One of her more dangerous deployments was to Saipan, a U.S. territory in the Northern Mariana Islands, after a typhoon in 2015. She had to sleep outside due to rampant mold in her hotel. One of her colleagues died on that trip and another got critically ill, her husband said. "I worried about her every minute," he said.

"Nerdy travel junkies," the couple took educational tours all over the world, Jim said. They had just gotten back from 3½ weeks in Europe when the fires broke out in California. Litsheim saw the destruction on news reports. "It was driving her crazy, and she kept saying these people need help out there," Jim said.

They had only been home a week when Litsheim got her deployment orders. She left the same day.

Four days later, a pickup truck broadsided her car on what should have been a 40-minute ride.

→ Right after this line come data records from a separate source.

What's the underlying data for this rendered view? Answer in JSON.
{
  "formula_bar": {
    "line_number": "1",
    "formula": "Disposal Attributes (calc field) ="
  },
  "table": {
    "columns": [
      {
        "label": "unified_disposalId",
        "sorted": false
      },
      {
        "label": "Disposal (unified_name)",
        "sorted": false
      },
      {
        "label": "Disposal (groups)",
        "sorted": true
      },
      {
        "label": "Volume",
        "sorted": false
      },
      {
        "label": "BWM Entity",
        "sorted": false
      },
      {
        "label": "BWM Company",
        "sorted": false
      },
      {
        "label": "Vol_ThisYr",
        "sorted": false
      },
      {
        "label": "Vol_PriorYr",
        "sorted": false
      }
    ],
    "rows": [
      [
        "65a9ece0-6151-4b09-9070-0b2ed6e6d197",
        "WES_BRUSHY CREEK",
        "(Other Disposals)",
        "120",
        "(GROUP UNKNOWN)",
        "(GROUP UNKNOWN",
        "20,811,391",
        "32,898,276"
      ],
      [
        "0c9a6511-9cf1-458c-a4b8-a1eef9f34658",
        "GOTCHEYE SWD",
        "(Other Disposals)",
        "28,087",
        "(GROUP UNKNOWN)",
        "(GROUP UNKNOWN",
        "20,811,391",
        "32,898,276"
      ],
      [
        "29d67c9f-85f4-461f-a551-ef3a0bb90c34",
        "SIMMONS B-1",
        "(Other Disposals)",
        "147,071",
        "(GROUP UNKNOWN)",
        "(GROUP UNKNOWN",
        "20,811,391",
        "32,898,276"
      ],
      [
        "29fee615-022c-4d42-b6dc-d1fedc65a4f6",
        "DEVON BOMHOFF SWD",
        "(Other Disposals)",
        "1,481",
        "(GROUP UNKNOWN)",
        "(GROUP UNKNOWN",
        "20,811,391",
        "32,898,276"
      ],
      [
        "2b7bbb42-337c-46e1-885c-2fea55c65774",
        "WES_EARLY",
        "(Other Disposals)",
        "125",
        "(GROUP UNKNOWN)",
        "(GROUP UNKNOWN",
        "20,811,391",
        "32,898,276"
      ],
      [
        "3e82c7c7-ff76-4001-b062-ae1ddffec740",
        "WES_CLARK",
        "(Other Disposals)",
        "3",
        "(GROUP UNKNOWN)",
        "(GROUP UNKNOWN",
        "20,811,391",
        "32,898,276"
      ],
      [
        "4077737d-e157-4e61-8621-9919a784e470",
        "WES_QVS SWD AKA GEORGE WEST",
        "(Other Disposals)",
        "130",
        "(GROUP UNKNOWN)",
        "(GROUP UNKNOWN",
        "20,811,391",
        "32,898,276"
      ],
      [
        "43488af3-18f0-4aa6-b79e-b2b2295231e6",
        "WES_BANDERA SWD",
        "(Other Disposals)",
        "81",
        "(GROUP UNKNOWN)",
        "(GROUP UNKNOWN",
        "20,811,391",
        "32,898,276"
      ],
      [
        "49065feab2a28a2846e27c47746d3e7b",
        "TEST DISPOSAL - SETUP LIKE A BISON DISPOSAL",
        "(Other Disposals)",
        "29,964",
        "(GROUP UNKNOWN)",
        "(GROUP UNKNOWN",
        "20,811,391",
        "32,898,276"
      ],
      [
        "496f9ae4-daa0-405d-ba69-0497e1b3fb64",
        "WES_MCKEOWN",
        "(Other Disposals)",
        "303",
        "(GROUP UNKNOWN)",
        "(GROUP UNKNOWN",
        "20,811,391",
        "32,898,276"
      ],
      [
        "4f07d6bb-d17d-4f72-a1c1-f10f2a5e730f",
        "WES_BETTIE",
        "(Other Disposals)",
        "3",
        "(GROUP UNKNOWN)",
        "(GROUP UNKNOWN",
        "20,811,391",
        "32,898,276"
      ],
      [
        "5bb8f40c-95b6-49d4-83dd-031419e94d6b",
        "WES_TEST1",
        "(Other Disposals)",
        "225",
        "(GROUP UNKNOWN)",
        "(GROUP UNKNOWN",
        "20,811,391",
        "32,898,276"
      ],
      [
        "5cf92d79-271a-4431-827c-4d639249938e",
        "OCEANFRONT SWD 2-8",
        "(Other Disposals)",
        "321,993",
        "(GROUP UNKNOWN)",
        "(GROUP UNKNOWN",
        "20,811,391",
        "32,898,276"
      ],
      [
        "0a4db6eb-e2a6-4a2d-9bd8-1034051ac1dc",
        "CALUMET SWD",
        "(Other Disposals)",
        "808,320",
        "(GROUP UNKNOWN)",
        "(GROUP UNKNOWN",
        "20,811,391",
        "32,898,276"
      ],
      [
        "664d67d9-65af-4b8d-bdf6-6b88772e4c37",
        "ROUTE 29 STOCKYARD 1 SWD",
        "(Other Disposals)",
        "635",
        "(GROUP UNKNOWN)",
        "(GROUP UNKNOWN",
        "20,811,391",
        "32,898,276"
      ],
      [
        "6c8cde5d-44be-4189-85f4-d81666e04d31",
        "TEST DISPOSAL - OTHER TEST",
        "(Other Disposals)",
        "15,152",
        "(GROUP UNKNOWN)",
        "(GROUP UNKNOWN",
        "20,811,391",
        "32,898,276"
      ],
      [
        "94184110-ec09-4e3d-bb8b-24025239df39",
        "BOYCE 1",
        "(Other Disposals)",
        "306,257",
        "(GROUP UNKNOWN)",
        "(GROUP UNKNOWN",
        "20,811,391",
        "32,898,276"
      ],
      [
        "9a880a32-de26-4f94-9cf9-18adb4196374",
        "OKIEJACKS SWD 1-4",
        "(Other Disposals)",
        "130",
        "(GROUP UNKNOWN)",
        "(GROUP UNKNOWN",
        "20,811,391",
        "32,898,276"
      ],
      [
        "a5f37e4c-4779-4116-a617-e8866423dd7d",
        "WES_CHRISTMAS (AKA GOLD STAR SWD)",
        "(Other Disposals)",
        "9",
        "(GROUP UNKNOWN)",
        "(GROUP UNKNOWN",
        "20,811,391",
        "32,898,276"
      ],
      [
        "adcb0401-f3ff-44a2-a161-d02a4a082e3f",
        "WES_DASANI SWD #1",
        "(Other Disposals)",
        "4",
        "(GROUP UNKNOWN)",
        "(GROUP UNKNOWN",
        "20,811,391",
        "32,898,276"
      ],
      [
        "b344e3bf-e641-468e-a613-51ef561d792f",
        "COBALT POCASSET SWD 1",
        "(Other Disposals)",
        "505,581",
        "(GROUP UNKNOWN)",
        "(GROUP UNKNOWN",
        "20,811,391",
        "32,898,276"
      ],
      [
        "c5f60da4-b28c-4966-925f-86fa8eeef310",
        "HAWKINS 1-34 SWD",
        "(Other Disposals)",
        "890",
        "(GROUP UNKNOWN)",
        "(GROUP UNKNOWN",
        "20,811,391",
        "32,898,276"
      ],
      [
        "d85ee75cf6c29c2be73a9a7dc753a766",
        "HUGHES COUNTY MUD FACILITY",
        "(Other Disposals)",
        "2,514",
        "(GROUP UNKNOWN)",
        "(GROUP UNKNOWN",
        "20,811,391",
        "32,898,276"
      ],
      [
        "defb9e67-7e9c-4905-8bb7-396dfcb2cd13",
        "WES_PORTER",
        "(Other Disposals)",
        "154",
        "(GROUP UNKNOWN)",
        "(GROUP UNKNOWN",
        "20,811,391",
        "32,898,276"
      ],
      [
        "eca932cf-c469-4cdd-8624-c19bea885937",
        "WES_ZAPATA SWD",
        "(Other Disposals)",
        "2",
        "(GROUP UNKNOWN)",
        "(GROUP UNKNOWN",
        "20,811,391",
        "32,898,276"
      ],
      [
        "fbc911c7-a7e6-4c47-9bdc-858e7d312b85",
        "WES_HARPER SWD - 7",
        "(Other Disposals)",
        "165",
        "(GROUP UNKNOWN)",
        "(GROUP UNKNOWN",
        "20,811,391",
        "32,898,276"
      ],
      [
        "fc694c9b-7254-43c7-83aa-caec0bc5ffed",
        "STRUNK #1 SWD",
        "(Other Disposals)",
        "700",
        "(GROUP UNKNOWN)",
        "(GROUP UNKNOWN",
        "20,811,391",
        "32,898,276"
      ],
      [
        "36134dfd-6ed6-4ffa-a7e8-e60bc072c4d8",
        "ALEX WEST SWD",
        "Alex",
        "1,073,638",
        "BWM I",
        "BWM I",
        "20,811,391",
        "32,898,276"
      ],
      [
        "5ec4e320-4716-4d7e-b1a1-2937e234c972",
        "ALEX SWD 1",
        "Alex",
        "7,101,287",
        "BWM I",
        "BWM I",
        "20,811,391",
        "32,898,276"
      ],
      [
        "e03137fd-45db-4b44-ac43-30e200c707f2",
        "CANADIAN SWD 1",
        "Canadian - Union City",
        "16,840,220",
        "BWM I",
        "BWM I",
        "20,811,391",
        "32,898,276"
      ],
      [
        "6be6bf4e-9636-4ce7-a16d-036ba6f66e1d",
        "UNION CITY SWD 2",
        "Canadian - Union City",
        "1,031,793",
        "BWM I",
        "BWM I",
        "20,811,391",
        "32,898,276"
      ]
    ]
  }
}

Her job was a "mixed blessing," Jim said. She loved it, but often there would be 12-hour workdays, seven days a week. And being apart for so long could be painful for a couple that married right out of Roosevelt High School in south Minneapolis. Litsheim would speak to her husband every day, and communicate electronically as well.

"It was almost like she was here, just in a different room," Jim said. "But after 60 years, you're pretty connected, no matter where you are."

In addition to her husband, Litsheim is survived by a daughter, Sara; a son, Scott; a brother, Eric Rorris, and one grandson. Services have been held.